CoN nanoparticles anchored on ultra-thin N-doped graphene as the oxygen reduction electrocatalyst for highly stable zinc-air batteries

Transition metal nitrides anchored on carbon as oxygen reduction catalysts are widely used in zinc-air batteries. However, the size of transition metal nitrides and the thickness of carbon substrate are often difficultly controlled. Herein, the CoN nanoparticle anchored on ultra-thin nitrogen-doped graphene electrocatalyst (CoN/UNG) was synthesized by the combination strategy of the coordination of 1, 10-phenanthroline with the intercalation effect of polyethylene imine. Polyethylene imine can intercalate into layers of graphene and block the heaping of graphene to achieve ultra-thin nanosheet structures. Lone-pair electrons on nitrogen atoms of 1, 10-phenanthroline can bond to Co2+ to form the Co-N coordination, then confine the aggregation of Co atoms. Finally, small-sized CoN nanoparticles were successfully anchored on ultra-thin nitrogen-doped graphene. The CoN/UNG has a half-wave potential of 0.87 V vs. RHE with excellent electrochemical ORR performance and high stability. The power density of CoN/UNG-based zinc-air battery is 149.3 mW cm(-2); the specific capacity is 917.2 mAh g(-1) and the cycle stability is 350 h.
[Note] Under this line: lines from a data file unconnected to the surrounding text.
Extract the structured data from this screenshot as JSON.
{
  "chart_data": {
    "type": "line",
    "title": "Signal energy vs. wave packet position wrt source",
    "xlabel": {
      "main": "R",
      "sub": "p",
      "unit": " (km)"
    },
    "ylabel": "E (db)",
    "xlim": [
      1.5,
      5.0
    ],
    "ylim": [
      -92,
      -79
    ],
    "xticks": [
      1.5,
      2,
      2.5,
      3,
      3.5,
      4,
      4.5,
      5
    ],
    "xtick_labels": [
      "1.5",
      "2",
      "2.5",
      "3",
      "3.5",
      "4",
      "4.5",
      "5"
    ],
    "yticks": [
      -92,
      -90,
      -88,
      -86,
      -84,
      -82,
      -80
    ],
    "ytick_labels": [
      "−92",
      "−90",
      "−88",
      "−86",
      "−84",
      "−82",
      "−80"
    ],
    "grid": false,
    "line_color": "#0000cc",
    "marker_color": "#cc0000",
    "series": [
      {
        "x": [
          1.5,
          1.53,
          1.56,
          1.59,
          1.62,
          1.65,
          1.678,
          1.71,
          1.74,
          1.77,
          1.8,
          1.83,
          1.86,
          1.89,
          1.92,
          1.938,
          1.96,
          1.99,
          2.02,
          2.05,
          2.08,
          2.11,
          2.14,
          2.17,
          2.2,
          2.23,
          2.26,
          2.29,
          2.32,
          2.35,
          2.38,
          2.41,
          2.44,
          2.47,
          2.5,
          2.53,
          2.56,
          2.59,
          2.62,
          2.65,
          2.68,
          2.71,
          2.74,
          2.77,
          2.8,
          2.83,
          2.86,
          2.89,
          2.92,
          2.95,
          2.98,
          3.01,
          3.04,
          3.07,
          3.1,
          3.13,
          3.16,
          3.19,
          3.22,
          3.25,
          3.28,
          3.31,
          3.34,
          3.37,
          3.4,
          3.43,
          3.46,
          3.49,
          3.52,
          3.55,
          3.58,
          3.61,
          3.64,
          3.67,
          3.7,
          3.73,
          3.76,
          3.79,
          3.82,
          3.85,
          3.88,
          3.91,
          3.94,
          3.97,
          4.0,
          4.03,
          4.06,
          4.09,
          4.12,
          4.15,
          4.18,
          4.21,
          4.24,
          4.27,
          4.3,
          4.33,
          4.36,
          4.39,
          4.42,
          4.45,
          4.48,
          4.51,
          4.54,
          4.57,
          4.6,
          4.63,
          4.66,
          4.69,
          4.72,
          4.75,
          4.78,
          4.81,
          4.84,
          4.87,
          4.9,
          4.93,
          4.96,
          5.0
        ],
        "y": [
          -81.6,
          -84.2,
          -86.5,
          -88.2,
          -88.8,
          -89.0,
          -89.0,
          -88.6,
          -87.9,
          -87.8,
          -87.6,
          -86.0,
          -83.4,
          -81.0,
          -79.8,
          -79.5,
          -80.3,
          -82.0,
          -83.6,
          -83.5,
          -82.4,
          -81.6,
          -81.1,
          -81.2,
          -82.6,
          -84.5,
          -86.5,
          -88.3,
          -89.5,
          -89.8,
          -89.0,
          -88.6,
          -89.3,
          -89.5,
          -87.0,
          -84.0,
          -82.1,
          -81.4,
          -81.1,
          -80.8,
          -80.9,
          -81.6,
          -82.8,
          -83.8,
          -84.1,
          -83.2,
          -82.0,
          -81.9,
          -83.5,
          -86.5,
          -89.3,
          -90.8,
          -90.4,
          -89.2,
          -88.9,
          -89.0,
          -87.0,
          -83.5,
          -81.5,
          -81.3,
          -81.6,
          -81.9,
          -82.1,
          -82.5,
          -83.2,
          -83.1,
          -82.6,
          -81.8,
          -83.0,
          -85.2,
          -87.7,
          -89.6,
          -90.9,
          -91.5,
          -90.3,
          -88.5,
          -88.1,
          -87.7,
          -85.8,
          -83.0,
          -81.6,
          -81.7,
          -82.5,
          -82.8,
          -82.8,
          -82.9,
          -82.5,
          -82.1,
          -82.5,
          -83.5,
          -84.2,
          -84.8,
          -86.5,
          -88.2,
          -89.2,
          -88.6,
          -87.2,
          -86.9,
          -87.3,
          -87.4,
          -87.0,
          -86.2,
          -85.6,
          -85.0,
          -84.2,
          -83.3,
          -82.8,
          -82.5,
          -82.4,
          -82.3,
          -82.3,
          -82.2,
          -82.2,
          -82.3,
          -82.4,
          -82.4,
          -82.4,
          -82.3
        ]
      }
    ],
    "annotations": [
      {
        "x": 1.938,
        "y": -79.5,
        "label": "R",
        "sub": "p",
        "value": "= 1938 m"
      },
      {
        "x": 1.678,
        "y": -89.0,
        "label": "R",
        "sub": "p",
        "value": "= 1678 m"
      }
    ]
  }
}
The new combination strategy is conducive to the rational design of small-sized transition metal nitrides anchored ultra-thin nitrogen-doped graphene catalysts to boost the application of zinc-air batteries.

Automated summary

In this study, small-sized transition metal nitrides anchored on ultra-thin nitrogen-doped graphene were successfully synthesized using a combination strategy. The resulting CoN/UNG catalyst exhibited excellent electrochemical performance for oxygen reduction reaction (ORR) with high stability. This research provides a new approach for the rational design of catalysts in zinc-air batteries.